9 Via amo estu sen hipokriteco. Abomenu tion, kio estas malbona; algluiĝu al la bona.
10 En fratamo estu kore unuigitaj unu al alia, honore preferantaj unu la alian;
11 en diligenteco ne malviglaj, en spirito fervoraj, servantaj la Sinjoron;
12 en espero ĝojaj, en aflikto paciencaj, en preĝado persistaj;
13 kotizantaj por la bezonoj de la sanktuloj, sekvantaj gastamecon.
14 Benu tiujn, kiuj vin persekutas; benu, kaj ne malbenu.
15 Ĝoju kun ĝojantoj, ploru kun plorantoj.
16 Estu simpatiaj unu al alia. Ne pripensadu altajn aferojn, sed klinadu vin al humilaj aferoj. Ne opiniu vin saĝaj.

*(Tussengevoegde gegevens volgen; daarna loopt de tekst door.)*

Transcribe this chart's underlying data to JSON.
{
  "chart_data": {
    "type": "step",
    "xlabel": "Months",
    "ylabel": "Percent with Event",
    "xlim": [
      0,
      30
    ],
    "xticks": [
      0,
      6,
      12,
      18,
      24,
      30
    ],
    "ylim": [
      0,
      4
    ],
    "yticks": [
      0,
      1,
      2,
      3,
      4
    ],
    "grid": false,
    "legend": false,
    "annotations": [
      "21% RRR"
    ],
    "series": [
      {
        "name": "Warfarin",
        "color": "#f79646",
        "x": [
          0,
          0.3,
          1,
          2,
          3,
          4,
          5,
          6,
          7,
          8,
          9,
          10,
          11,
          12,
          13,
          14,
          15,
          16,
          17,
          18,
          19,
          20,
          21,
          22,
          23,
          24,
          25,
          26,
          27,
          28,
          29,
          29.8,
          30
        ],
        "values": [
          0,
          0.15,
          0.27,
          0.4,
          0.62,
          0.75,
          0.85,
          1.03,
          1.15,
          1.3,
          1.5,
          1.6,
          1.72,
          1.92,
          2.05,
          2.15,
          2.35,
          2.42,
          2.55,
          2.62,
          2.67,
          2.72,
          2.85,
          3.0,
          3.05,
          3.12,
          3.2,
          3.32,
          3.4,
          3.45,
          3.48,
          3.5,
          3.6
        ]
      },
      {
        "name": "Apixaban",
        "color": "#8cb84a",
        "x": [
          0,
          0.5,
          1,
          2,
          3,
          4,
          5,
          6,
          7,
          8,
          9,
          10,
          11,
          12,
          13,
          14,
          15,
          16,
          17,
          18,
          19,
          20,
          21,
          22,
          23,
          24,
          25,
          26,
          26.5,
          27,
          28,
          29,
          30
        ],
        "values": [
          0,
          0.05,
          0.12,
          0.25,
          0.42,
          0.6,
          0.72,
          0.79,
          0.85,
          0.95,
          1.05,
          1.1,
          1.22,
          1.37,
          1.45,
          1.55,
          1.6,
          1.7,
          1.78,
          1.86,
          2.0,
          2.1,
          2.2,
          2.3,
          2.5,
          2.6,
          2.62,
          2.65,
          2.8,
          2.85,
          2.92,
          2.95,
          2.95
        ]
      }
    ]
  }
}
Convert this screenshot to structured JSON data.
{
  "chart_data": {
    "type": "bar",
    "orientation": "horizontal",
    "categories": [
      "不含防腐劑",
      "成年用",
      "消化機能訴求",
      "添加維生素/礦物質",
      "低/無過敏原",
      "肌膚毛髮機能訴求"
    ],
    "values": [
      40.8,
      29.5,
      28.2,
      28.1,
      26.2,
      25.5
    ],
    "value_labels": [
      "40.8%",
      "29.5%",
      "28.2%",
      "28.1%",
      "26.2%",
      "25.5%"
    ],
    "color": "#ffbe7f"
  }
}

17 Redonu al neniu malbonon pro malbono. Celu aprobindaĵojn antaŭ ĉiuj homoj.
18 Se estos eble, restu pacaj viaparte kun ĉiuj homoj.
19 Ne venĝu vin, amataj, sed cedu lokon al kolero; ĉar estas skribite:Ĉe Mi estas venĝo, Mi repagos, diras la Sinjoro.
20 Sed se via malamiko malsatas, donu al li manĝi; se li soifas, donu al li trinki; ĉar tion farante, fajrajn karbojn vi kolektos sur lia kapo.
21 Ne venkiĝu de malbono, sed venku malbonon per bono.